Tuesday, October 6, 2009

Serious About Safety

On Monday, our leadership team spent the morning review Serious Safety Events and learning about how to conduct a Common Cause Analysis (CCA). In the past year, Ascension Health’s leaders established a new direction that would build on the successes of the Call to Action for Healthcare that is Safe: Healing without Harm by 2014.

We discussed three types of Human Errors*:

Skill-Based (Auto-Pilot Mode): Errors made when performing acts or tasks that require limited or no thought attention

Rule-Based (If-Then Response Mode): Errors made when performing acts or tasks that require application of rules – accumulated through experience and training – to familiar situations.

Knowledge-Based (Figuring-It-Out Mode): Errors made when performing acts related to new or unfamiliar situations that require problem solving and for which a rule does not exist or is not known.

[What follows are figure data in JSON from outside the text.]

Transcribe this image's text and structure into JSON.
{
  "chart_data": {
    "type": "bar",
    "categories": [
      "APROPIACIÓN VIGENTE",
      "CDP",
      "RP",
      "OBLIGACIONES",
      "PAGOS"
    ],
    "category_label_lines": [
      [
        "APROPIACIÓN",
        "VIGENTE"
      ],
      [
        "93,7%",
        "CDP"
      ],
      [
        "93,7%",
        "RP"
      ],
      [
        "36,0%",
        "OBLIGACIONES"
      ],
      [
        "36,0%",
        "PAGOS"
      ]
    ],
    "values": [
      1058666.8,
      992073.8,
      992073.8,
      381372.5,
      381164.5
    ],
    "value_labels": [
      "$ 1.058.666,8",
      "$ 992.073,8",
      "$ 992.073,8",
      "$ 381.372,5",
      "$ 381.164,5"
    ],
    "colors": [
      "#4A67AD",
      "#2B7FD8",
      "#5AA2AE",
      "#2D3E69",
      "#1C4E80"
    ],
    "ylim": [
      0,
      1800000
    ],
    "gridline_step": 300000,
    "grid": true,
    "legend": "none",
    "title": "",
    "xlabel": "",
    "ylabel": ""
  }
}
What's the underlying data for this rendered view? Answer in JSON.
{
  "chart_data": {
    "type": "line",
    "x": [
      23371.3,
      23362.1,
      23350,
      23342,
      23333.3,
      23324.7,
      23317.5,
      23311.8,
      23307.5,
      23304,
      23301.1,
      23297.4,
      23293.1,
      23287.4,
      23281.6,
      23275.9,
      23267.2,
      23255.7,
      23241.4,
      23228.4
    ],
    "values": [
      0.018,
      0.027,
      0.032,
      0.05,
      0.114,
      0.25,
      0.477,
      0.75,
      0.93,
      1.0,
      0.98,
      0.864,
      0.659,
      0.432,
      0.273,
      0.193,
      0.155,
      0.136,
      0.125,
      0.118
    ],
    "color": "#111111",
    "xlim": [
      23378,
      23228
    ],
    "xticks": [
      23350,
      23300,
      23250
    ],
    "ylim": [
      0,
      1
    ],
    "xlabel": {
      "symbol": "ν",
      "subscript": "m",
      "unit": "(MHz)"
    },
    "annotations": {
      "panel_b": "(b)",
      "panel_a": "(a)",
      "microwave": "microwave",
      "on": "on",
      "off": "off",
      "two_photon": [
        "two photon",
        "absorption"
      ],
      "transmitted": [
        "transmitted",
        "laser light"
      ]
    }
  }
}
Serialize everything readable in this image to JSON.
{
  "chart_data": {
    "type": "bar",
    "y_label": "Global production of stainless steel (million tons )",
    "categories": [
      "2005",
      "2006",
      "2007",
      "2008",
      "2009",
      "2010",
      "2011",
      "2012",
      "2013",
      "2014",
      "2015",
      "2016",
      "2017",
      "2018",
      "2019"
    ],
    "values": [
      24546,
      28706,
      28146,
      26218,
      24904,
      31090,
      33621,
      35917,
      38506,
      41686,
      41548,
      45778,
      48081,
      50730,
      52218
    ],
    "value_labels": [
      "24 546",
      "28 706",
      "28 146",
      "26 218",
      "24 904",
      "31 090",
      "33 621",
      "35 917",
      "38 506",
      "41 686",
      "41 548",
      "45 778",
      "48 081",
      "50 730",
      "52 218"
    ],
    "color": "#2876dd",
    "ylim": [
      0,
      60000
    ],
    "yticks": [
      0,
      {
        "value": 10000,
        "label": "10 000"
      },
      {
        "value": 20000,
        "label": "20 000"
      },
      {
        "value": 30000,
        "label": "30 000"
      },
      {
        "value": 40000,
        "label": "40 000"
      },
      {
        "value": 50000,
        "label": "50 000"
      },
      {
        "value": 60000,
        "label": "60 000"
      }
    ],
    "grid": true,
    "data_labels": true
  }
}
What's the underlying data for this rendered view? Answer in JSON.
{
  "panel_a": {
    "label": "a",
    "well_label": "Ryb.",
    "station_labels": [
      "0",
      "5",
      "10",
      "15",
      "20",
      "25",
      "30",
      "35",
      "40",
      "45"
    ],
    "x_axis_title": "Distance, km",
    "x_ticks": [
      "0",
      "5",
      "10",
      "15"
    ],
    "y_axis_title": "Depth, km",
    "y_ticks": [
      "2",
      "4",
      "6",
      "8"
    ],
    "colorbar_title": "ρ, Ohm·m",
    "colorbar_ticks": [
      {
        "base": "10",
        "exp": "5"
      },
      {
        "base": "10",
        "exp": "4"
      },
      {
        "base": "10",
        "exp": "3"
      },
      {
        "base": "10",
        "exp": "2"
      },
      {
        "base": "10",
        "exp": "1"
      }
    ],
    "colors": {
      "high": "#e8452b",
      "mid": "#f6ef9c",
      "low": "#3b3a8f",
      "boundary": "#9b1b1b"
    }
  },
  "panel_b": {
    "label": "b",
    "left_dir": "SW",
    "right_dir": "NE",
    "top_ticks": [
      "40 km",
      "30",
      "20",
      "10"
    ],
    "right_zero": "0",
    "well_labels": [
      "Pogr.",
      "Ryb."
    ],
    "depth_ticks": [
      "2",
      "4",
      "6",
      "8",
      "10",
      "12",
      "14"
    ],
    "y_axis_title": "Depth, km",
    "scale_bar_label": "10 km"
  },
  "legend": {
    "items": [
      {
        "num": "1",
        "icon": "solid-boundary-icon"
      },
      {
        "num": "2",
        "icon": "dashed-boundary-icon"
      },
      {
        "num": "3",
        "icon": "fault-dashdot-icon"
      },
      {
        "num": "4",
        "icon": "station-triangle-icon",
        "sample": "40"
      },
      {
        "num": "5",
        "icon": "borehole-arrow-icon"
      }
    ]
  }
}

*based on the Skill/Rule/Knowledge classification of Jens Rasmussen and the Generic Error Modeling System of James Reason


It was interesting to know that for every Serious Safety Event, we should probably see 1,000 precursor events or near-misses (a "near-miss" is defined as any process variation in our health care delivery that could have led to an adverse outcome or sentinel event but for any number of reasons, did not).

An example of how to improve was around avoiding employee injuries and what industries and companies we should model (e.g., Fed Ex because of their heavy lifting in handling packages).

Back to the run…The car just stopped short of hitting us though Dr. Mark had his hands on the car and shared the importance of the stop sign with the driver (he risked his life to make a point—something I do not recommend for other runners). I would certainly consider this a “near-miss.”